東京〜高松、出雲市を結び、国内で定期運行する唯一の寝台列車として知られる「サンライズ瀬戸・出雲」。週末や繁忙期はほぼ満席の人気列車として知られているが、車両は運行が始まった98年から使用されている「285系」が今も走っている。すでに25年を迎え、通常なら新型車両が投入されてもおかしくない。
だが、未だにそういった話は聞かない。このことは以前から鉄道業界で疑問視されている。その原因として複数の理由が考えられる。
「ドル箱列車とはいえ、寝台列車なので定員数は少なく収益性に優れているわけでもありません。それにこの区間なら飛行機のほうが便利ですし、同じJRでも新幹線+在来線という代替交通手段が用意されている。その時点で新型車両投入の優先度は低くなります」(鉄道ジャーナリスト)

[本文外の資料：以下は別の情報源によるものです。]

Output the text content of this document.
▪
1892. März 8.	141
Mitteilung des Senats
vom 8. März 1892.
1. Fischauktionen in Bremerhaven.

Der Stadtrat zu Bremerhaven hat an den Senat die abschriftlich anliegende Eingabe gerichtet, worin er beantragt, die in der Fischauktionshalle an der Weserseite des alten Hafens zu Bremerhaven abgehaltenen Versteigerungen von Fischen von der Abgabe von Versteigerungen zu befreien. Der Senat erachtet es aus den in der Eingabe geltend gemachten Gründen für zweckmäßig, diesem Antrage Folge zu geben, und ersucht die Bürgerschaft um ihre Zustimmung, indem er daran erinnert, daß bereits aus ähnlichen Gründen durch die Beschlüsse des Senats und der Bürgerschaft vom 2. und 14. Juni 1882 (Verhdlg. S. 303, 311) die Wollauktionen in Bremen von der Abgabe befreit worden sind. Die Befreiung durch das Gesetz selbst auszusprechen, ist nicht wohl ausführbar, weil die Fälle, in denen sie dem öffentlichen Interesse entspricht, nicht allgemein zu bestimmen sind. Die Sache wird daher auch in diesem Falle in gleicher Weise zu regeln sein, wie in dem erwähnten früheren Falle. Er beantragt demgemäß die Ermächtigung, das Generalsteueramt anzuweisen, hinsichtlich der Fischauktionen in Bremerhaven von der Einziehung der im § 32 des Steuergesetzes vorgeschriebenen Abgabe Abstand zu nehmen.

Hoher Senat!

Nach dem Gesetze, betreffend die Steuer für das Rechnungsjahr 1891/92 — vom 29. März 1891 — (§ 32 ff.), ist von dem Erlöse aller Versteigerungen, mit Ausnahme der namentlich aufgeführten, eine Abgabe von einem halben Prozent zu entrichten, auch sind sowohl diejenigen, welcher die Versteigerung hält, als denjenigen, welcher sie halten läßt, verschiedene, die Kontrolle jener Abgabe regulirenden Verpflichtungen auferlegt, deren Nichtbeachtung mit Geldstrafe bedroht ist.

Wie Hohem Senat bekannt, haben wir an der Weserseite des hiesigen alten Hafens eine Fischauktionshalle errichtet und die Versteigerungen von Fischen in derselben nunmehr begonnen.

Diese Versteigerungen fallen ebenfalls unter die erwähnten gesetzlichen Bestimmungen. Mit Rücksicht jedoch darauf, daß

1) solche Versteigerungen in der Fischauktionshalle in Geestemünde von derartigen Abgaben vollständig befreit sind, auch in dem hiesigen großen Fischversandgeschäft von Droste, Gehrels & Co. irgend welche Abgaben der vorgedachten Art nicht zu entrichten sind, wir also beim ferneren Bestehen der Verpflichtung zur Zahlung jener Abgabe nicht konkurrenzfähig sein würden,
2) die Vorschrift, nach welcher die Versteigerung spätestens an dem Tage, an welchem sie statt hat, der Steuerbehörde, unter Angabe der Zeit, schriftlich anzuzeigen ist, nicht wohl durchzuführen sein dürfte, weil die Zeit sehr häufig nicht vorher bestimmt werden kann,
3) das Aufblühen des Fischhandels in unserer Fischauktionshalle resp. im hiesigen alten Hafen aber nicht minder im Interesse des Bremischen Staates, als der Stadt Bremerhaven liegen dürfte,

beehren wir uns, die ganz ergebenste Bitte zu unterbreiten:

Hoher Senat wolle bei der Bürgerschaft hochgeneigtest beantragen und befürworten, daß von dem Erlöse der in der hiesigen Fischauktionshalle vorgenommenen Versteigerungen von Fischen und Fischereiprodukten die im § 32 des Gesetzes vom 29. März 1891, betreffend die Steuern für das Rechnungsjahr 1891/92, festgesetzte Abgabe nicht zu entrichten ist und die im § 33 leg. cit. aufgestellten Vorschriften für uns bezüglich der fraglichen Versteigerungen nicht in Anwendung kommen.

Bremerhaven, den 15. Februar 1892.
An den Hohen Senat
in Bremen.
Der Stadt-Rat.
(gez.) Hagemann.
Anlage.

また、寝台車は通常の車両より製造コストが高い。しかも、サンライズは瀬戸・出雲で1編成各7両ずつの計14両。現在の3編成分を新型車両にした場合の製造費は推定150億円とも言われている。とりあえず1編成分としても簡単に出せる金額ではない。さらにコロナ禍で業績が悪化したことも開発を後ろ向きにさせる大きな要因になっているという。
「そもそもサンライズは、東日本・東海・西日本・四国のJRグループ4社で共同運行しており、現行車両は2編成をJR西日本、1編成をJR東海が所有しています。もし新型車両を開発するとなれば、所有権や製造費用の負担をめぐって揉める可能性があり、また、現在の在来線の車両や運転台の仕様もJR西日本と他社では少し異なり、そのすり合わせをどうするかなどの問題も出てきます」(前出・ジャーナリスト)
JR在来線の車両の平均寿命は30〜40年。車両の老朽化が進んでいる以上、残された時間はそれほどない。鉄道ファンのためにも新型車両をぜひ投入してほしいところだが…。